When Iosif returned he actually sat at the table with everyone, and didn’t say a word, all polite resignation. He looked closely at RosaMaria, her dark hair, her wide smile, but then he pulled a chair next to me, even lit my cigarette. Iosif pronounced Chile to be his favorite country even though he had never been, and I sat pondering how rich I would be if every piece of horseshit that came from my husband’s mouth could be turned into a sliver of gold.

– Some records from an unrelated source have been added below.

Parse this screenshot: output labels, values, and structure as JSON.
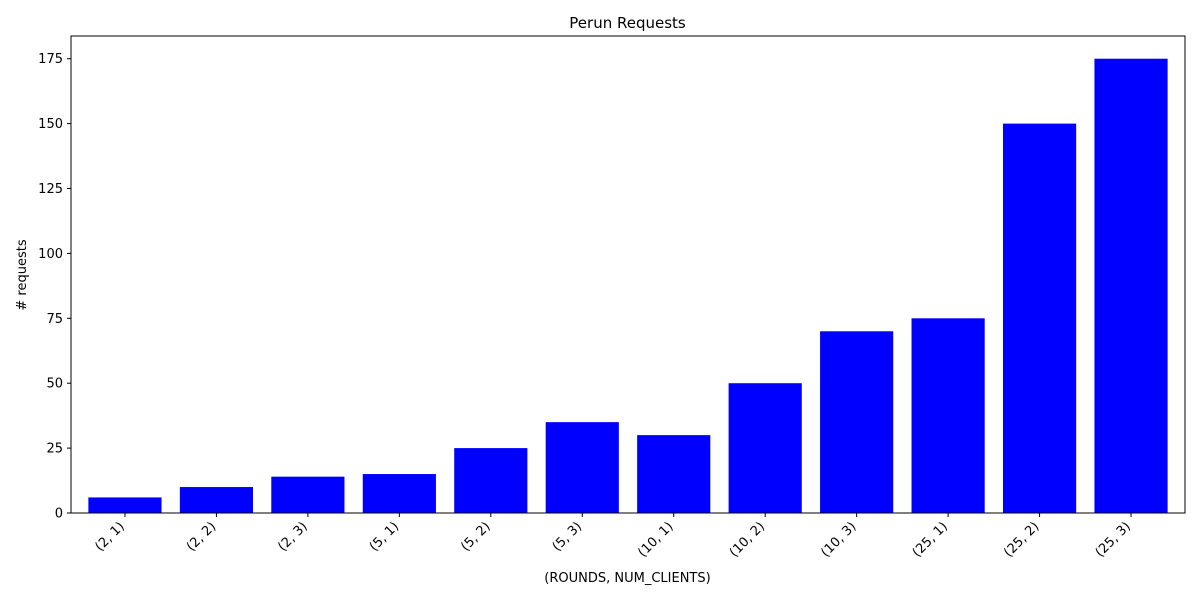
{
  "chart_data": {
    "type": "bar",
    "title": "Perun Requests",
    "xlabel": "(ROUNDS, NUM_CLIENTS)",
    "ylabel": "# requests",
    "categories": [
      "(2, 1)",
      "(2, 2)",
      "(2, 3)",
      "(5, 1)",
      "(5, 2)",
      "(5, 3)",
      "(10, 1)",
      "(10, 2)",
      "(10, 3)",
      "(25, 1)",
      "(25, 2)",
      "(25, 3)"
    ],
    "values": [
      6,
      10,
      14,
      15,
      25,
      35,
      30,
      50,
      70,
      75,
      150,
      175
    ],
    "ylim": [
      0,
      183.75
    ],
    "yticks": [
      0,
      25,
      50,
      75,
      100,
      125,
      150,
      175
    ],
    "grid": false,
    "legend": "none",
    "bar_color": "#0000ff"
  }
}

RosaMaria began visiting more and more, even without Rudi. I was aware that she was probably being watched, given that she was a foreigner. There was an intermittent clicking on my telephone. We turned the music loud in case the place was bugged, but really there was nothing extraordinary about our conversations anyway. She told me about Santiago, for which she was dreadfully homesick. I had, years before, translated some Chilean poetry and had imagined doorways, lean dogs, vendors of saints, but the country she talked of was all cafés, jazz clubs, long cigarettes. She spoke as if there were a tambourine in her throat. She loved dancing for the act of it rather than the art and so she was miserable at the school, where she felt that a rigidity was being forced into her. She had to wear skirts all the time and said that she had brought a pair of tight orange pants from Santiago — the notion of it made me laugh — and she was itching to wear them just once. The only person who kept her sane, she said, was Rudi, simply because he allowed himself to be Rudi. He was in constant trouble in school, especially with Shelkov, the school director. He refused to cut his hair, fought in rehearsals, put pepper in the dance belts of rivals. By all accounts he excelled in the classes he liked — literature, history of art, music — but he detested the sciences and anything else that didn’t suit his rhythm. He had stolen stage makeup, eyeshadow and a glaring rouge, and had worn it around his dorm. She said he had no respect for the other dancers but he adored his teacher, Aleksandr Pushkin, who had taken him under his tutelage. RosaMaria mentioned rumors that others had seen Rudi late at night, walking near Ekaterina Square, where perverted men were rumored to meet, a notion that didn’t seem to bother her, which surprised me, since it had seemed they were wearing each other like outfits.